Ce que nous constatons, au plan de la démarche et de la forme : ce texte intervient dans un climat de fermeture et de répression des libertés fondamentales. Comme toutes les précédentes, cette nouvelle loi, en perspective, est l’œuvre du ministère de l’intérieur, donc de l’exécutif. On se pose bien la question : comment le même ministre qui est derrière la dissolution des associations et des partis politiques puisse évoluer sur le droit d’association ?

Sur le fond, l’avant-projet que nous avons pu consulter, bien qu’il apporte des éléments nouveaux dans le sens de l’allègement des procédures de création et d’enregistrement en conformité avec la constitution qui consacre le régime déclaratif, reste flou et l’administration reste inflexible sur des questions non moins importantes liées à la vie associative, la question du partenariat, des financements, des rapports avec les partis et le pouvoir politique. En résumé, l’administration garde toujours la main et le contrôle sur les associations.

Ce nouveau report du projet, par le conseil des ministres, peut-il répondre aux craintes que vous venez d’exprimer?

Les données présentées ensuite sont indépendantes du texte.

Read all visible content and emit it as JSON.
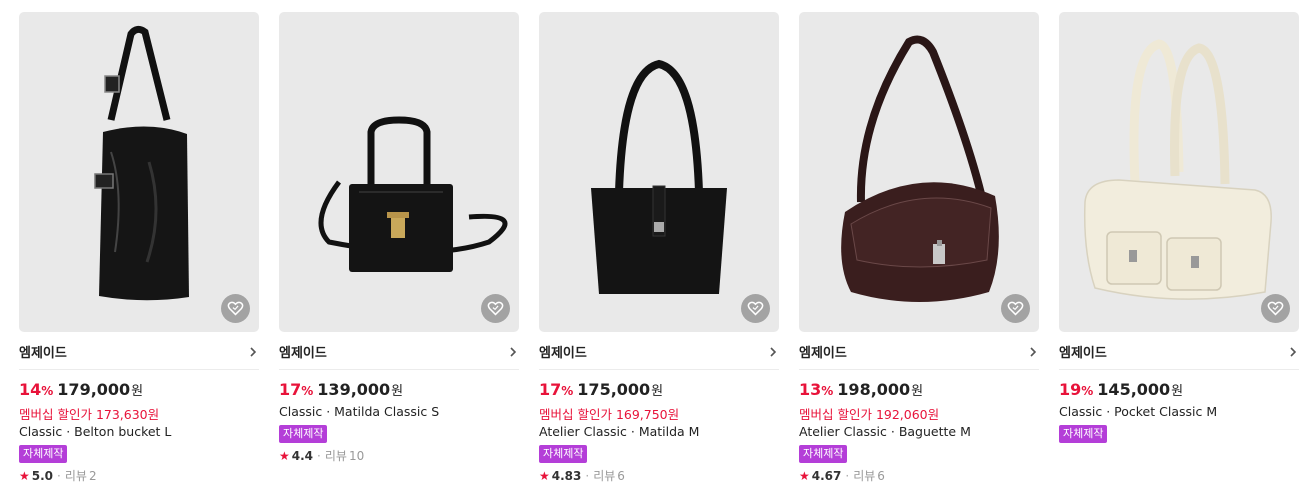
{
  "currency_suffix": "원",
  "percent_suffix": "%",
  "review_label": "리뷰",
  "products": [
    {
      "brand": "엠제이드",
      "discount": "14",
      "price": "179,000",
      "member_price": "멤버십 할인가 173,630원",
      "name": "Classic · Belton bucket L",
      "badge": "자체제작",
      "rating": "5.0",
      "review_count": "2"
    },
    {
      "brand": "엠제이드",
      "discount": "17",
      "price": "139,000",
      "member_price": "",
      "name": "Classic · Matilda Classic S",
      "badge": "자체제작",
      "rating": "4.4",
      "review_count": "10"
    },
    {
      "brand": "엠제이드",
      "discount": "17",
      "price": "175,000",
      "member_price": "멤버십 할인가 169,750원",
      "name": "Atelier Classic · Matilda M",
      "badge": "자체제작",
      "rating": "4.83",
      "review_count": "6"
    },
    {
      "brand": "엠제이드",
      "discount": "13",
      "price": "198,000",
      "member_price": "멤버십 할인가 192,060원",
      "name": "Atelier Classic · Baguette M",
      "badge": "자체제작",
      "rating": "4.67",
      "review_count": "6"
    },
    {
      "brand": "엠제이드",
      "discount": "19",
      "price": "145,000",
      "member_price": "",
      "name": "Classic · Pocket Classic M",
      "badge": "자체제작",
      "rating": "",
      "review_count": ""
    }
  ],
  "colors": {
    "accent": "#e8133a",
    "badge": "#b43ed8",
    "thumb_bg": "#e9e9e9"
  }
}
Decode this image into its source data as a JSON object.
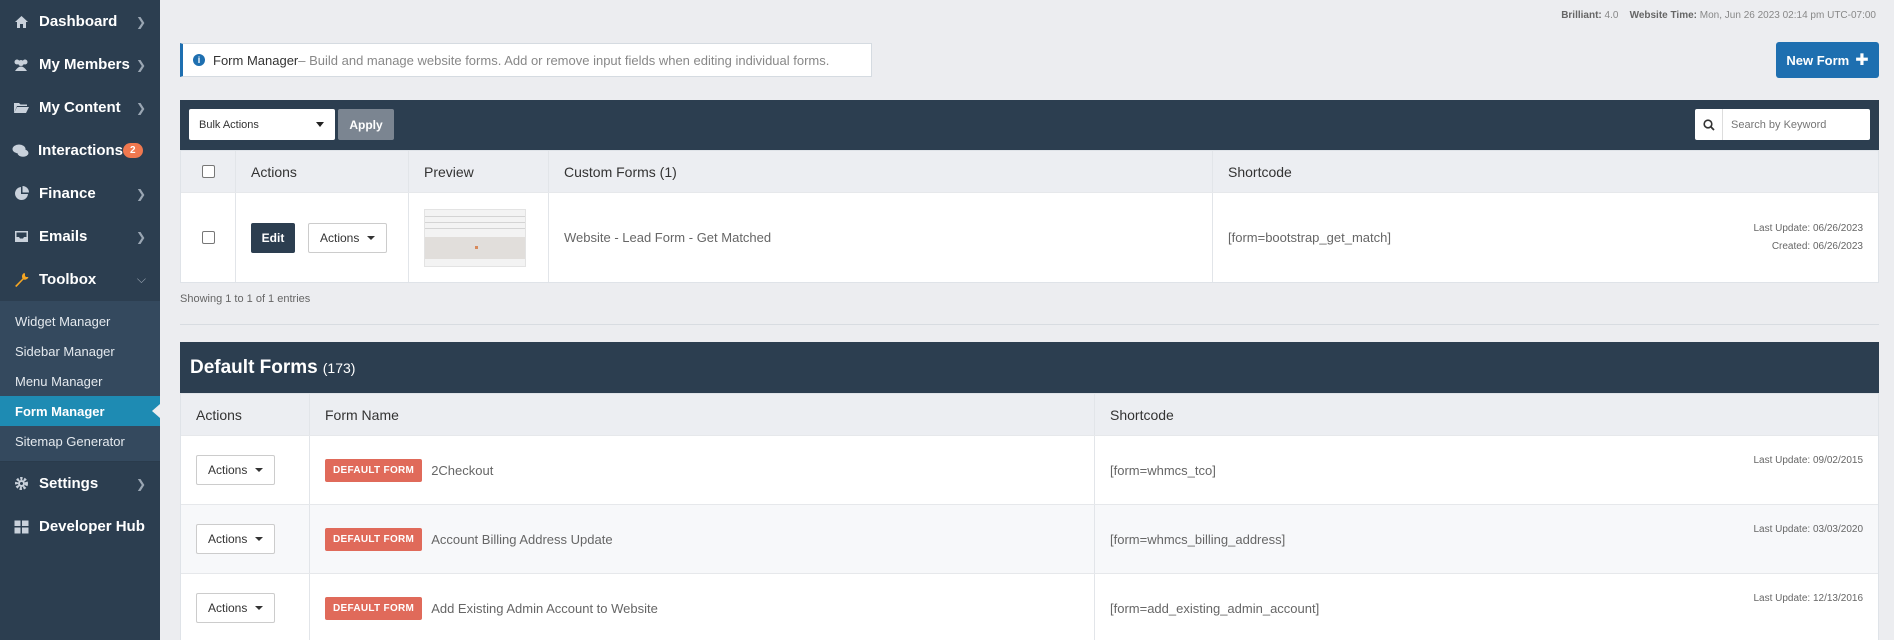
{
  "sidebar": {
    "items": [
      {
        "label": "Dashboard",
        "icon": "home-icon"
      },
      {
        "label": "My Members",
        "icon": "users-icon"
      },
      {
        "label": "My Content",
        "icon": "folder-icon"
      },
      {
        "label": "Interactions",
        "icon": "comments-icon",
        "badge": "2"
      },
      {
        "label": "Finance",
        "icon": "pie-chart-icon"
      },
      {
        "label": "Emails",
        "icon": "inbox-icon"
      },
      {
        "label": "Toolbox",
        "icon": "wrench-icon"
      }
    ],
    "toolbox_sub": [
      "Widget Manager",
      "Sidebar Manager",
      "Menu Manager",
      "Form Manager",
      "Sitemap Generator"
    ],
    "active_sub": "Form Manager",
    "bottom": [
      {
        "label": "Settings",
        "icon": "gear-icon"
      },
      {
        "label": "Developer Hub",
        "icon": "grid-icon"
      }
    ]
  },
  "topmeta": {
    "brilliant_label": "Brilliant:",
    "brilliant_value": "4.0",
    "time_label": "Website Time:",
    "time_value": "Mon, Jun 26 2023 02:14 pm UTC-07:00"
  },
  "info": {
    "title": "Form Manager",
    "text": " – Build and manage website forms. Add or remove input fields when editing individual forms."
  },
  "new_form_label": "New Form",
  "custom": {
    "bulk_label": "Bulk Actions",
    "apply_label": "Apply",
    "search_placeholder": "Search by Keyword",
    "headers": [
      "Actions",
      "Preview",
      "Custom Forms (1)",
      "Shortcode"
    ],
    "rows": [
      {
        "edit": "Edit",
        "actions": "Actions",
        "name": "Website - Lead Form - Get Matched",
        "shortcode": "[form=bootstrap_get_match]",
        "last_update": "Last Update: 06/26/2023",
        "created": "Created: 06/26/2023"
      }
    ],
    "showing": "Showing 1 to 1 of 1 entries"
  },
  "default": {
    "title": "Default Forms",
    "count": "(173)",
    "headers": [
      "Actions",
      "Form Name",
      "Shortcode"
    ],
    "tag": "DEFAULT FORM",
    "rows": [
      {
        "actions": "Actions",
        "name": "2Checkout",
        "shortcode": "[form=whmcs_tco]",
        "last_update": "Last Update: 09/02/2015"
      },
      {
        "actions": "Actions",
        "name": "Account Billing Address Update",
        "shortcode": "[form=whmcs_billing_address]",
        "last_update": "Last Update: 03/03/2020"
      },
      {
        "actions": "Actions",
        "name": "Add Existing Admin Account to Website",
        "shortcode": "[form=add_existing_admin_account]",
        "last_update": "Last Update: 12/13/2016"
      }
    ]
  },
  "colors": {
    "sidebar": "#2c3e50",
    "accent": "#1e6fb0",
    "active": "#1e8bb3",
    "tag": "#e06a5a",
    "badge": "#f0784f"
  }
}
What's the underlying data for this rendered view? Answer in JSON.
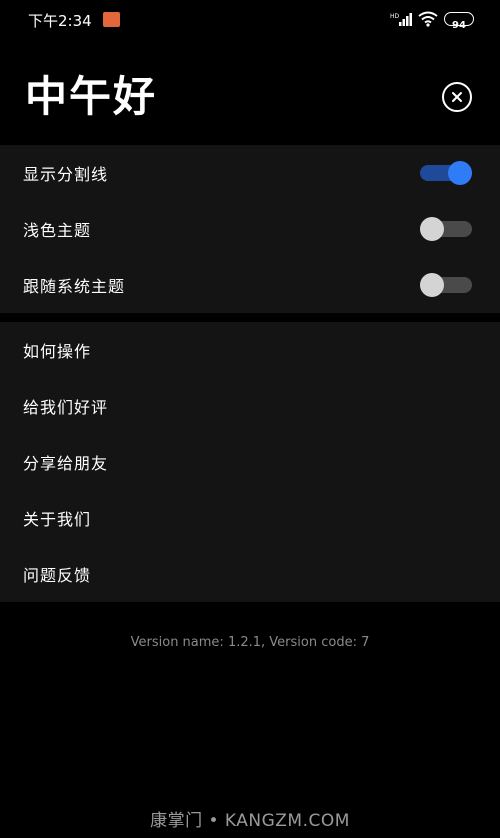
{
  "status_bar": {
    "time": "下午2:34",
    "battery": "94",
    "icons": [
      "app-notification-icon",
      "signal-icon",
      "wifi-icon",
      "battery-icon"
    ]
  },
  "header": {
    "greeting": "中午好",
    "close_icon": "close-circle-icon"
  },
  "settings": {
    "toggles": [
      {
        "label": "显示分割线",
        "enabled": true
      },
      {
        "label": "浅色主题",
        "enabled": false
      },
      {
        "label": "跟随系统主题",
        "enabled": false
      }
    ],
    "links": [
      {
        "label": "如何操作"
      },
      {
        "label": "给我们好评"
      },
      {
        "label": "分享给朋友"
      },
      {
        "label": "关于我们"
      },
      {
        "label": "问题反馈"
      }
    ]
  },
  "version": "Version name: 1.2.1, Version code: 7",
  "watermark": "康掌门 • KANGZM.COM",
  "colors": {
    "background": "#000000",
    "section": "#141414",
    "toggle_on_knob": "#2f7cf6",
    "toggle_on_track": "#1f4a9a",
    "toggle_off_knob": "#d4d4d4",
    "toggle_off_track": "#4a4a4a"
  }
}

Il semble que le pouvoir veut lâcher du lest sur le point lié à la création des associations en consacrant le régime déclaratif. C’est une exigence des Nations Unis qui va envoyer son rapporteur en Algérie, en septembre prochain. Mais le problème ne sera pas réglé tant que la loi sur les manifestations pacifiques et réunions publiques qui continuent à consacrer le régime d’autorisation préalable, reste en vigueur. Comme Vous pouvez constater, des partis et des associations existent bien, mais ils ne peuvent rien faire, tant que le champ associatif, politique et syndical est toujours fermé.

C’est donc, le statut quo ?

Pire que le statut quo, c’est la régression. Aujourd’hui le champ associatif est totalement fermé, les militants qui continuent encore à travailler de manière autonome sont considérés comme des ennemis, jetés à la vindicte populaire et accusés d’être à la solde de l’étranger.

Le pouvoir a, en revanche, choisi sa société civile, docile, incolore et inodore. Elle est bien organisée dans l’observatoire de la société civile installé récemment par le président de la république. Pour le reste, c’est-à-dire les associations autonomes, on voit bien le sort qui leur est réservé. RAJ , SOS Bab El Oued, SDH en sont l’exemple. La situation recommande un nouveau cap, d’ouverture surtout, le reste découlera de lui-même.